Unlocking the Power of Patch: Patch-Based MLP for Long-Term Time Series Forecasting
Peiwang Tang, Weitai Zhang
TL;DR
The paper questions the supremacy of Transformer models for long-term time series forecasting, arguing that patch-based input and cross-variable interactions largely drive performance. It introduces PatchMLP, a concise, fully-MLP architecture using Multi-Scale Patch Embedding, moving-average based Feature Decomposition, and intra-/inter-variable MLPs with a dot-product coupling to enable information exchange across variables. Empirical evaluations on eight real-world datasets show PatchMLP achieving state-of-the-art performance on all 16 benchmarks, often outperforming Transformer baselines. The results underscore the importance of cross-variable interactions and patch-based representations for efficient, accurate LTSF, suggesting a shift toward simpler, more interpretable models that emphasize locality and inter-variable synergy.
Abstract
Recent studies have attempted to refine the Transformer architecture to demonstrate its effectiveness in Long-Term Time Series Forecasting (LTSF) tasks.

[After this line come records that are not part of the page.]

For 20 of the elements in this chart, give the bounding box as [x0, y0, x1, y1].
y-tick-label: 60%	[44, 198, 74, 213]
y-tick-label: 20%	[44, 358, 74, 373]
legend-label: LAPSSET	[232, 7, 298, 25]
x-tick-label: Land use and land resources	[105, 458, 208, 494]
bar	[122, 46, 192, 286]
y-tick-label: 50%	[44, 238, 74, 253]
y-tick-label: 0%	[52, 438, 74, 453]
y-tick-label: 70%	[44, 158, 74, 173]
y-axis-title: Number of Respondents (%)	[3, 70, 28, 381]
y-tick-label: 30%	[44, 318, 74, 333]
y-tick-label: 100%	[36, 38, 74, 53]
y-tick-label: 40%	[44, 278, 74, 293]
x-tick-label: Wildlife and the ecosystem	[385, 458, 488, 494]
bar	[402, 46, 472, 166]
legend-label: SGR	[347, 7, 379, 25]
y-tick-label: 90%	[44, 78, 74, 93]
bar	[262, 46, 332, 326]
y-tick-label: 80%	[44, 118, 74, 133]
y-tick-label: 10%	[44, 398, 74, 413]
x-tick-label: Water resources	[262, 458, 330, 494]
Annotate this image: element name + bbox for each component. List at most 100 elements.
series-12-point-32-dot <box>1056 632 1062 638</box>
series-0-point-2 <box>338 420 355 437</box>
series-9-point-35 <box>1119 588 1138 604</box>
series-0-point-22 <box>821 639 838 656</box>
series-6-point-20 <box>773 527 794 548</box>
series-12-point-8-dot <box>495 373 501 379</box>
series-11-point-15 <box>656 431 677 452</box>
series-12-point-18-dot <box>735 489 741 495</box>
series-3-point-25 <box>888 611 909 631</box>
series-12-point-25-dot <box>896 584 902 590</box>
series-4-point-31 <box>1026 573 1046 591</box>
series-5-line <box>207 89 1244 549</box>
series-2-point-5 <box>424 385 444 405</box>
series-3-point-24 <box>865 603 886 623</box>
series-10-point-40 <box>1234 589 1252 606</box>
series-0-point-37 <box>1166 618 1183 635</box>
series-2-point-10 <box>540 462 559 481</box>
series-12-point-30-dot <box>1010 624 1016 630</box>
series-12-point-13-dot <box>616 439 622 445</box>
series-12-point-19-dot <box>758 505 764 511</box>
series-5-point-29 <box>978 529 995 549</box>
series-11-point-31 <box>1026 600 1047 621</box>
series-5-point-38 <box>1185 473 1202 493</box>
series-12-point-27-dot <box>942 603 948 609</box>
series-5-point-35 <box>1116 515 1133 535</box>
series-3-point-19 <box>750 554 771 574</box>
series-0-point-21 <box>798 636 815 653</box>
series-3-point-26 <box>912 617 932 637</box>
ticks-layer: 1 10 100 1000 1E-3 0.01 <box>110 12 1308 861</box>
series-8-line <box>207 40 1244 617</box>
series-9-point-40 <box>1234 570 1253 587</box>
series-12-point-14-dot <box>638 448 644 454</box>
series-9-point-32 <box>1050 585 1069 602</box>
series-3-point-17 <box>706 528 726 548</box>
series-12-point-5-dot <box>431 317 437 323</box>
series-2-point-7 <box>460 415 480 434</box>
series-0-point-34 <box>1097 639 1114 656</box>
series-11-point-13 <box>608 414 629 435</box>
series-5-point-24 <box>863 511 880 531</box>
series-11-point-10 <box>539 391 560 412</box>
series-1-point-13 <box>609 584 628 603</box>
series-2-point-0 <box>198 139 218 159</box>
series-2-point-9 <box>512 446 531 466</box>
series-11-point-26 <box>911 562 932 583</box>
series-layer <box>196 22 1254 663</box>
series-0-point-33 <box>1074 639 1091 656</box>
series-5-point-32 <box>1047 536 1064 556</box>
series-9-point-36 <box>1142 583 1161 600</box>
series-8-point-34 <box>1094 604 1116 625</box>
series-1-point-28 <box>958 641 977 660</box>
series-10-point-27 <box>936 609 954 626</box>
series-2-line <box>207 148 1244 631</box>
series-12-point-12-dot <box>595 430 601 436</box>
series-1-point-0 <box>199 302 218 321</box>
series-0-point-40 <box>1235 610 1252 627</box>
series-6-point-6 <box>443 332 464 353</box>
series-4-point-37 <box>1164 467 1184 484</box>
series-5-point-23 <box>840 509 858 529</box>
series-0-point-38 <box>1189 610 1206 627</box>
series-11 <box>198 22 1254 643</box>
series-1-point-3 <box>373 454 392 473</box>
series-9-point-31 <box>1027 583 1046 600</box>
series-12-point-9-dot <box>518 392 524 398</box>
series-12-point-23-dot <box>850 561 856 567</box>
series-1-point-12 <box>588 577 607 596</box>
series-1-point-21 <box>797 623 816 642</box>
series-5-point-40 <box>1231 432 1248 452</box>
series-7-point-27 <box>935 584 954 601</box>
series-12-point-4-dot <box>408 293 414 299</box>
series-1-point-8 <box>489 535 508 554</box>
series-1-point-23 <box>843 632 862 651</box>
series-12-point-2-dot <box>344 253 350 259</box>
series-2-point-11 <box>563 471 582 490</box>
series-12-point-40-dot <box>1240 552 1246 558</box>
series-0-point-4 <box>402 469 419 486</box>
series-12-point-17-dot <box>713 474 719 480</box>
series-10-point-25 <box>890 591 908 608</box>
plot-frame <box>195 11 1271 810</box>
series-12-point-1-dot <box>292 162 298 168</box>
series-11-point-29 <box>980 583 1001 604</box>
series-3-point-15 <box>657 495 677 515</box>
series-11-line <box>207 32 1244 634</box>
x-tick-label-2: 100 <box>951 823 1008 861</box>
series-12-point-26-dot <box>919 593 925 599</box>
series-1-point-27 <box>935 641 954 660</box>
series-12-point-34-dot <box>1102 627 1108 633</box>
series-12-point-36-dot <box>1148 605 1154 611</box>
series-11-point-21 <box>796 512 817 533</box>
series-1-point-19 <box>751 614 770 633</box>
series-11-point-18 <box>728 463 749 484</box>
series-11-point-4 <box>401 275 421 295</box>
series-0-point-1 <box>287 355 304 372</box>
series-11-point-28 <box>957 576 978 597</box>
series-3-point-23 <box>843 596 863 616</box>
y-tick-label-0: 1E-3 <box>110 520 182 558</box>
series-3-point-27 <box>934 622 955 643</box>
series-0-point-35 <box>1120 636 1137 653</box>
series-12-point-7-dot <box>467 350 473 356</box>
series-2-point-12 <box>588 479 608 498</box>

Despite surpassing many linear forecasting models with ever-improving performance, we remain skeptical of Transformers as a solution for LTSF. We attribute the effectiveness of these models largely to the adopted Patch mechanism, which enhances sequence locality to an extent yet fails to fully address the loss of temporal information inherent to the permutation-invariant self-attention mechanism. Further investigation suggests that simple linear layers augmented with the Patch mechanism may outperform complex Transformer-based LTSF models. Moreover, diverging from models that use channel independence, our research underscores the importance of cross-variable interactions in enhancing the performance of multivariate time series forecasting. The interaction information between variables is highly valuable but has been misapplied in past studies, leading to suboptimal cross-variable models. Based on these insights, we propose a novel and simple Patch-based MLP (PatchMLP) for LTSF tasks. Specifically, we employ simple moving averages to extract smooth components and noise-containing residuals from time series data, engaging in semantic information interchange through channel mixing and specializing in random noise with channel independence processing. The PatchMLP model consistently achieves state-of-the-art results on several real-world datasets. We hope this surprising finding will spur new research directions in the LTSF field and pave the way for more efficient and concise solutions.